Aside from SI, the resistance index (RI) is another important parameter that indicates how many times the MDR sub-line (LoVo/DX) is resistant relative to its parent cell line (LoVo); when RI = 0–2, the cells are sensitive to the action of the tested compounds, RI = 2–10 means that the cancer cells show moderate sensitivity to the agents used, while RI >10 indicates strong drug-resistance (Figure 3b) [41]. In this context, although the amide-triazole-linked dimers showed less promising IC50 values, and thus they might seem to be less effective in killing cancer cells, these agents, especially compounds 16 and 21, were found to be more efficient in overcoming the resistance of the LoVo/DX sub-line, characterized by the ABCB1 overexpression, than the corresponding ester-triazole-linked dimers, but also the respective unmodified ionophore (i.e., SAL and MON).

Finally, compared with the previously obtained multivalent structures of SAL [19,29,30] and its other derivatives [6,15,16,17,18,19,20,21,22,23,24,25,26,27], the newly synthesized ester-triazole-linked dimers, particularly ‘mixed’ SAL-LAS dimer 15 and SAL-SAL homodimer 22, should be classified with no doubt not only as the most promising dimeric structures synthesized so far, but also as the most active SAL derivatives in general. Therefore, our results seem to be a good starting point for further studies on the dimerization of polyether ionophores, which is a very efficient synthetic strategy to generate highly bioactive drug candidates. It also opens a new way of chemical modification not only of SAL, but also other biomolecules belonging to this interesting class of biologically active compounds.

5. Conclusions

To sum up, we reported here the design, synthesis, full characterization, and in vitro anticancer activity of a new class of 11 dimeric products that were generated with satisfactory yields using the CuAAC reactions. This new class includes salinomycin (SAL) homodimers, but also a series of ‘mixed’ structures resulting from combinations of the SAL biomolecule with other biologically active agents including lasalocid acid (LAS), monensin (MON), and betulinic acid (BET). The ester-triazole-linked dimers showed favorable inhibition of human breast cancer, colon adenocarcinoma as well as leukemia cell proliferation when used at low micromolar concentrations, indicating the C20 position of SAL with an inversed absolute configuration as a very valuable position for dimerization, especially by sterically hindered partners.
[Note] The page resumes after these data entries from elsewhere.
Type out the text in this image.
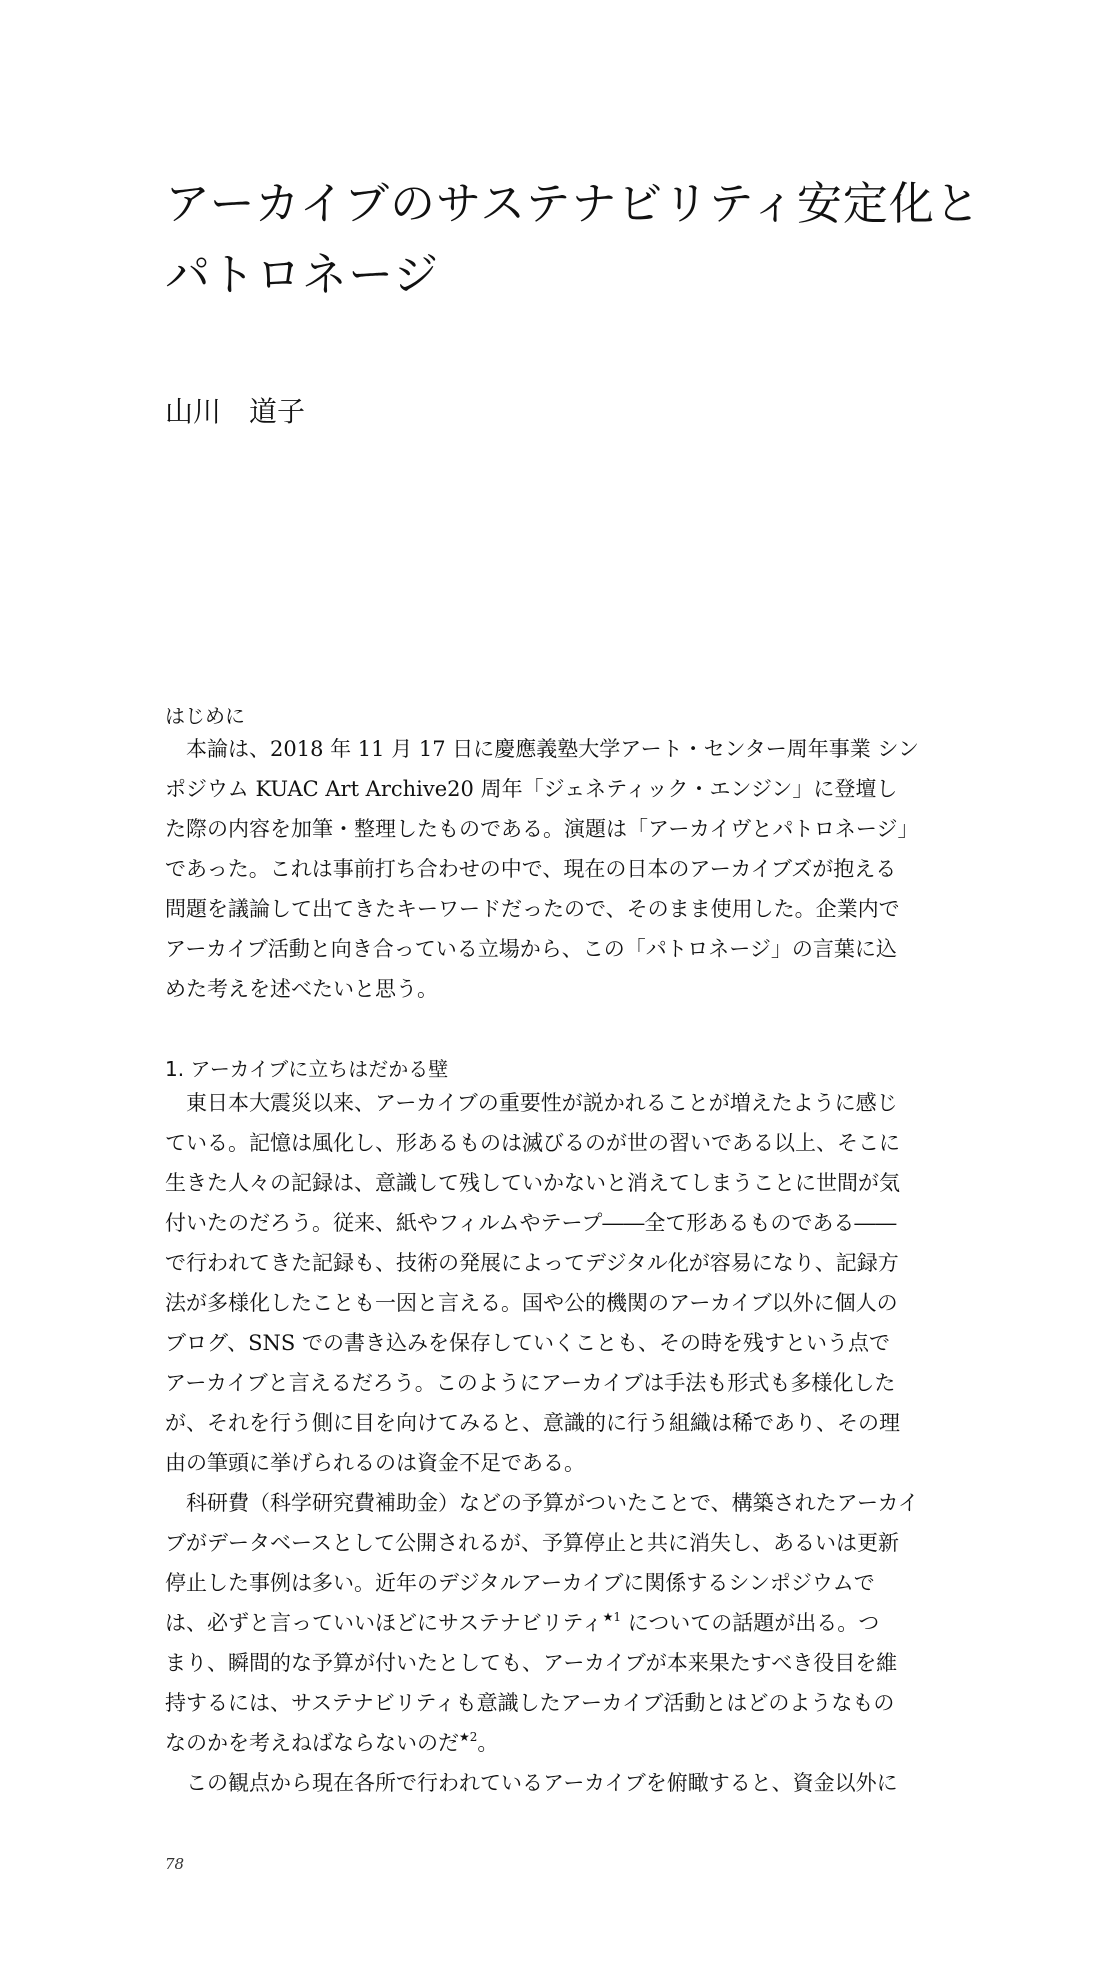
アーカイブのサステナビリティ安定化と
パトロネージ

山川　道子

はじめに
　本論は、2018 年 11 月 17 日に慶應義塾大学アート・センター周年事業 シン
ポジウム KUAC Art Archive20 周年「ジェネティック・エンジン」に登壇し
た際の内容を加筆・整理したものである。演題は「アーカイヴとパトロネージ」
であった。これは事前打ち合わせの中で、現在の日本のアーカイブズが抱える
問題を議論して出てきたキーワードだったので、そのまま使用した。企業内で
アーカイブ活動と向き合っている立場から、この「パトロネージ」の言葉に込
めた考えを述べたいと思う。
1. アーカイブに立ちはだかる壁
　東日本大震災以来、アーカイブの重要性が説かれることが増えたように感じ
ている。記憶は風化し、形あるものは滅びるのが世の習いである以上、そこに
生きた人々の記録は、意識して残していかないと消えてしまうことに世間が気
付いたのだろう。従来、紙やフィルムやテープ――全て形あるものである――
で行われてきた記録も、技術の発展によってデジタル化が容易になり、記録方
法が多様化したことも一因と言える。国や公的機関のアーカイブ以外に個人の
ブログ、SNS での書き込みを保存していくことも、その時を残すという点で
アーカイブと言えるだろう。このようにアーカイブは手法も形式も多様化した
が、それを行う側に目を向けてみると、意識的に行う組織は稀であり、その理
由の筆頭に挙げられるのは資金不足である。
　科研費（科学研究費補助金）などの予算がついたことで、構築されたアーカイ
ブがデータベースとして公開されるが、予算停止と共に消失し、あるいは更新
停止した事例は多い。近年のデジタルアーカイブに関係するシンポジウムで
は、必ずと言っていいほどにサステナビリティ$^{★1}$ についての話題が出る。つ
まり、瞬間的な予算が付いたとしても、アーカイブが本来果たすべき役目を維
持するには、サステナビリティも意識したアーカイブ活動とはどのようなもの
なのかを考えねばならないのだ$^{★2}$。
　この観点から現在各所で行われているアーカイブを俯瞰すると、資金以外に
78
Of note is that selected dimeric structures were even a few-times more anticancer active than both the parent compound(s) and the commonly used chemotherapeutics. The inspection of selective targeting of cancer cells by the dimers, expressed in terms of their selectivity index (SI) values, revealed that the newly synthesized products were also less toxic toward non-tumor cancer cell lines compared to the starting material(s), cisplatin, and doxorubicin. Furthermore, two amide-triazole-linked dimers were active against the cancer cell line LoVo/DX that expressed the multi-drug resistance (MDR) phenotype.
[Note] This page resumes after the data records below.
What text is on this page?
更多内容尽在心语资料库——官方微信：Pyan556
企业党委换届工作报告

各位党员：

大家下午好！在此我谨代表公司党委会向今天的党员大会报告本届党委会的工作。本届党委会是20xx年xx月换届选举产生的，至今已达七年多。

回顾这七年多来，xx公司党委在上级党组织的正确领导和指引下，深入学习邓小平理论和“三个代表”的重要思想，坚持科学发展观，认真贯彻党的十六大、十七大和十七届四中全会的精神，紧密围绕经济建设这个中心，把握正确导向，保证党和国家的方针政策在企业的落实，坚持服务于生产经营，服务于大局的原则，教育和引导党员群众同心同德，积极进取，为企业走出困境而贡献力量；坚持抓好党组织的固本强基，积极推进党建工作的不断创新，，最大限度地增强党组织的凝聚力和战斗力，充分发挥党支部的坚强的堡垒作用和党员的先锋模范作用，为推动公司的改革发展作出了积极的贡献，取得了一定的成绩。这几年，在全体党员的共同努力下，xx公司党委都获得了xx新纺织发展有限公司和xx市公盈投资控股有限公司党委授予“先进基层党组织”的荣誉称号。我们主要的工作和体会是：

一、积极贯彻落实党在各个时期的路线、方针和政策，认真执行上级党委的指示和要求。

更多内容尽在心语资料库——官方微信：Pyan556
Our findings support the dimerization of polyether antibiotics as a fruitful strategy to generate very promising anticancer drug candidates; such a concept is also a good starting point for further structural modifications as well as drug discovery optimization. The gram-scale synthesis of azide and propargyl precursors and the operational simplicity of the described synthetic manipulations promise access to sufficient amounts of dimeric structures for further comprehensive bioassays and mechanistic studies. Such investigations are under way, and will be reported in due course.